Friday, 10 February 2017

Pot66pouri

I've just had a rather disconcerting, but not terribly timely, email from Sainsbury's warning me about the possible presence of salmonella in something which I bought four days ago and ate the following day. I think it's fair to say that I would rather forgo all the bonus nectar points in the world in return for untainted food. However, if this is indeed to be the end of Epictetus then I had better bring things up to date; your grief will only be heightened for not knowing that not only have I been to see the very excellent Dr Bob and the Bluesmakers once again, but that I also won £25 on the Premium Bonds. That should take the edge off a painful death by food poisoning.

Speaking of poisoning, I also saw the latest live broadcast from the National Theatre: Peter Shaffer's Amadeus, a play that takes a Shakespearean approach to the relative importance of historical verisimilitude on the one hand and the dramatic narrative on the other. I've always liked the ironic way in which Shaffer underlined the lesser esteem afforded by posterity to Salieri - and what a performance by Luciani Msamati - compared to Mozart by naming a play in which the former is the main character after the latter. This production  was moving and engaging in a way that the other plays I saw last week most certainly weren't.

I've also been to the seaside, St Annes-on-Sea in fact, improvidently choosing one of the coldest days of the winter for the purpose. I had fish and chips for lunch in the pier café - full name: Cafe on the Pier - at a table overlooking the beach; a cliché I know, but, as I pointed out to the Tofu Lady, one sometimes one just has to let oneself be swept along by the moment. Nearby was this statue, which I photographed with the camera kept in my manbag for just such an opportunity.




There is no point in having a competition because a quick web-search would identify it for you, but I wonder if many people will immediately recognise who it's supposed to be. The first words that I ever heard my ex-wife say - on our first day at business school - were to explain that although she shared this chap's name she definitely wasn't him (a); and yet I still married her.

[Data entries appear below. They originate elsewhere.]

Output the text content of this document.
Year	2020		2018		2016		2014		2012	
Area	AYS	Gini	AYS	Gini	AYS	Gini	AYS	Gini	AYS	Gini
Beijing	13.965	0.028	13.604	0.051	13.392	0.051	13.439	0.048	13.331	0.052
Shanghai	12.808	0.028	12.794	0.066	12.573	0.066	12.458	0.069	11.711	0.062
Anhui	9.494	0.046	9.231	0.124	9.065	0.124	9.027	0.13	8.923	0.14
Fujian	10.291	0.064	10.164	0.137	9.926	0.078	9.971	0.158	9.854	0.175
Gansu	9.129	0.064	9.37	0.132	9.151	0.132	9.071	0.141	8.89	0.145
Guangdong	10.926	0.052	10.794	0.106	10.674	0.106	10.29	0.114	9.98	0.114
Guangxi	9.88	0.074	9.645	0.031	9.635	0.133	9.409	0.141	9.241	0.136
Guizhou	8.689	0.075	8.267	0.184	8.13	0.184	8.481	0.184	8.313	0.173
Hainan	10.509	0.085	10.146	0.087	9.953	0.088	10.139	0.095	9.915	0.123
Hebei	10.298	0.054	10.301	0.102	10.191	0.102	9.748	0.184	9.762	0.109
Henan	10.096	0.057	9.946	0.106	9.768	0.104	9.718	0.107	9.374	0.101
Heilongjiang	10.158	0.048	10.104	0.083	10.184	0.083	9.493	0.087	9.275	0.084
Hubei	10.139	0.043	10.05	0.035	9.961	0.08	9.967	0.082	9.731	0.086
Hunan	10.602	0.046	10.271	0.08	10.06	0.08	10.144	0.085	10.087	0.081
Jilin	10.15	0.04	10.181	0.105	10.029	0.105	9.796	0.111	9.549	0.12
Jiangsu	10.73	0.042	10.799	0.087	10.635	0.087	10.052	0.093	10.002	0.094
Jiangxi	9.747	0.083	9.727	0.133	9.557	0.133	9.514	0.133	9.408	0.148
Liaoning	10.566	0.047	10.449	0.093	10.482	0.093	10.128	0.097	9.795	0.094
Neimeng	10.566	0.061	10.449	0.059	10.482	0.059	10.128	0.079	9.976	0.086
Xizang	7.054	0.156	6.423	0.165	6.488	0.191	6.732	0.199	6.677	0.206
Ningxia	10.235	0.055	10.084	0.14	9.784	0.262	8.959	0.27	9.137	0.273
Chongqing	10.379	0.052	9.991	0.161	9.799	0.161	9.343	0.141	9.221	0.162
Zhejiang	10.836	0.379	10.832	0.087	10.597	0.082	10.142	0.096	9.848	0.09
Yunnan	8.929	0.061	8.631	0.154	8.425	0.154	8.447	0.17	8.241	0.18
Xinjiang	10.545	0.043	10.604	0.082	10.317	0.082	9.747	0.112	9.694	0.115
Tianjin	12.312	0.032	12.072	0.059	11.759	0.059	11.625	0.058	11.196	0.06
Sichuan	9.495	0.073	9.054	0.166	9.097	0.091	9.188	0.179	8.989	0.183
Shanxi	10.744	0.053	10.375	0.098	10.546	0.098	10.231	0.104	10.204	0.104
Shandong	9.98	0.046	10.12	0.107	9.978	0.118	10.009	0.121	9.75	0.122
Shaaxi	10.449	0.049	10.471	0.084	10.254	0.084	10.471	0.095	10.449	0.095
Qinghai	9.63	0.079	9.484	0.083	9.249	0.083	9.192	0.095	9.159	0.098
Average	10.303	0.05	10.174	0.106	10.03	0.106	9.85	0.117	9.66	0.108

And on the subject of wives, on our visit to Vapnartak James came up with the hypothesis that the second wives of wargamers are far more sympathetic to their husbands' hobby than first wives. Much of the evidence seems to point in precisely the opposite direction, but I have no current intention of putting it to the test.

As the subject of wargaming has been raised I should report that we had another crack at Blitzkrieg Commander II. We had a better grasp of the rules this time and Peter at least seemed to have worked out how to use them to properly coordinate his attacks. They are certainly quicker than Piquet for handling large numbers of units. I'm not an expert on second world war gaming, but then nor am I that big a fan. The problem seems to be that, in the minds of the rule designers at least, the Germans had by far the best equipment; the implication presumably being that tactical superiority was undermined by strategic over-stretch. That may well be true, but it doesn't always make for a particularly satisfying game on the table.

Anyway, that's as may be; I more pressing matters on my mind, namely imminent diarrhoea, fever and abdominal cramps followed by death. Vale!


(a) This was shortly followed by another student asking if despite his surname being Ogden we would refrain from calling him Hilda. Naturally he has been known as nothing else for the last twenty five years.